Kill

Kill

2024, R, 105 min. Directed by Nikhil Nagesh Bhat. Starring Lakshya, Raghav Juyal, Tanya Maniktala, Abhishek Chauhan, Ashish Vidyarthi, Adrija Sinha, Harsh Chhaya.

REVIEWED By Richard Whittaker, Fri., July 5, 2024

Hindi action movies aren’t known for being lean and mean. Whether you grew up watching Amitabh Bachchan in wide-collared suits engaging in stylized action sequences or you’ve been watching the new-wave action heroes finding international success with their almost comedically macho delivery and slo-mo explosions, it’s not likely you’ll expect brevity. There’s a particular kind of glossiness that is popular at the moment, so when Amrit (Lakshya) opens a train window so that the wind will tousle the hair of his soon-to-be-fiancée Tulika (Maniktala), it feels like Kill director Nikhil Nagesh Bhat is spoofing those conventions.

That’s not quite the case. Instead, it’s Bhat’s way of pointing out how artificial those moments are. Kill is grit and gore, a hard-hitting action film that’s all sinews and sharp edges, with its first bloody knife fight within the first 20 minutes. If you want blood, well, you got it.

Bhat’s script (co-written with Ayesha Syed) is built around a public transit nightmare: A gang armed with knives, hammers, axes, and kukris takes over a cross-country overnight train and heads on a bloody rampage in between stops. What they don’t know is that’ve accidentally kidnapped the owner of one of India’s biggest trucking companies (Chhaya) and his daughter, Tulika. What they soon find out is that Amrit is also on the train, and he happens to be a National Security Guard Commando with the skills to put the whole gang in the grave. What Amrit doesn’t know is that when he and his army buddy (Viresh) start fighting back, one of the first baddies they skewer is the brother of big boss Beni (Vidyarthi), so now this is personal.

All this is established in the first half hour, because what Bhat’s building up to is one of the leanest, meanest, goriest action films in Indian cinematic history. Bad guys have a reason to kill the good guy, good guy has a reason to kill the bad guys, and Lakshya is the kind of action star who can take an ass-kicking just as much as he can deliver one. And when that single-word title finally appears at the 45-minute mark, just after Bhat has delivered one more twist of the knife, then there’s nothing but carnage.

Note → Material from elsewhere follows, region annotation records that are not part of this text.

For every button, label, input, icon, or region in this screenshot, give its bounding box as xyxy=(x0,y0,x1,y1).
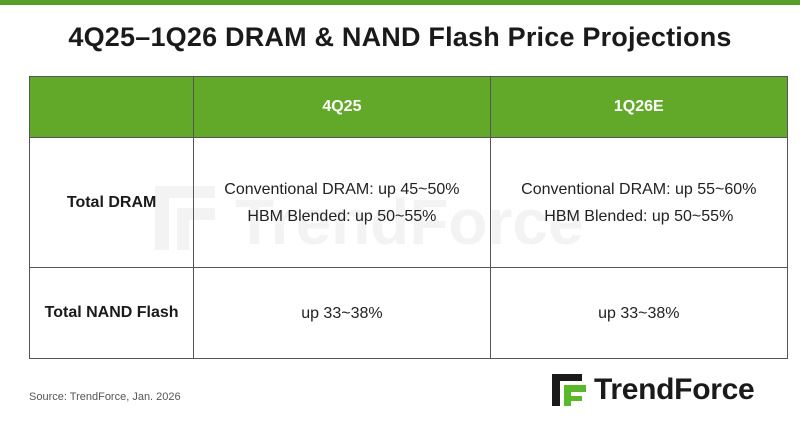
price-projection-table: 4Q25 1Q26E Total DRAM Conventional DRAM:… xyxy=(28,76,789,359)
trendforce-logo: TrendForce xyxy=(552,370,755,410)
table-header-row: 4Q25 1Q26E xyxy=(28,76,789,138)
row-label-total-dram: Total DRAM xyxy=(28,137,195,268)
cell-line: up 33~38% xyxy=(301,304,383,322)
table-row-total-nand-flash: Total NAND Flash up 33~38% up 33~38% xyxy=(28,267,789,359)
header-cell-1q26e: 1Q26E xyxy=(489,76,789,138)
table-row-total-dram: Total DRAM Conventional DRAM: up 45~50% … xyxy=(28,137,789,268)
header-cell-4q25: 4Q25 xyxy=(193,76,491,138)
cell-line: Conventional DRAM: up 55~60% xyxy=(521,180,757,198)
cell-line: HBM Blended: up 50~55% xyxy=(544,207,734,225)
top-accent-bar xyxy=(0,0,800,5)
header-cell-empty xyxy=(28,76,195,138)
logo-text: TrendForce xyxy=(594,373,755,406)
cell-dram-4q25: Conventional DRAM: up 45~50% HBM Blended… xyxy=(193,137,491,268)
cell-nand-1q26e: up 33~38% xyxy=(489,267,789,359)
trendforce-logo-icon xyxy=(552,374,586,406)
cell-dram-1q26e: Conventional DRAM: up 55~60% HBM Blended… xyxy=(489,137,789,268)
cell-line: up 33~38% xyxy=(598,304,680,322)
cell-nand-4q25: up 33~38% xyxy=(193,267,491,359)
row-label-total-nand-flash: Total NAND Flash xyxy=(28,267,195,359)
cell-line: Conventional DRAM: up 45~50% xyxy=(224,180,460,198)
cell-line: HBM Blended: up 50~55% xyxy=(247,207,437,225)
source-note: Source: TrendForce, Jan. 2026 xyxy=(29,391,181,403)
page-title: 4Q25–1Q26 DRAM & NAND Flash Price Projec… xyxy=(68,22,732,52)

Compare Kill to the far more comedic and ridiculous Bullet Train . That English-language romp dodged on and off the already spacious carriages of the train. In the engineering-green confines of this sleeper train, there’s no room to escape Amrit as he becomes a beast of pure violence.

Kill fits into the bloody revenge tradition within nodding distance of Kill Bill’s the Bride and Oh Dae-su in Old Boy (unsurprisingly an American remake, helmed by John Wick saga director Chad Stahelski, has already been announced). Those icons of retribution would definitely give a courteous head bob to Amrit, especially when he’s staring down a top-tier scumbag adversary like the cold-blooded head of the killer crew, Fani. Played by Juyal, he may be the only more charismatic member of the cast than the understated Lakshya, but he’s such an unmitigated scumbag that you’re just waiting for the inevitable point at which Amrit makes it all the way down the train to deliver the killing blow. On the way, the violence only gets more and more intense, with every movable object and solid surface becoming a way to bludgeon, maim, and ultimately dispatch the gang. Impressively, Bhat keeps a cat-and-mouse element to the story – all the more remarkable considering that the whole story is confined to a passageway a few feet wide along four carriages. He also never loses sight of the romance plot, keeping it central to the narrative while never seeming mawkish. The destination may seem inevitable, but the twists, turns, and merciless bloodshed make Kill a trip well worth taking.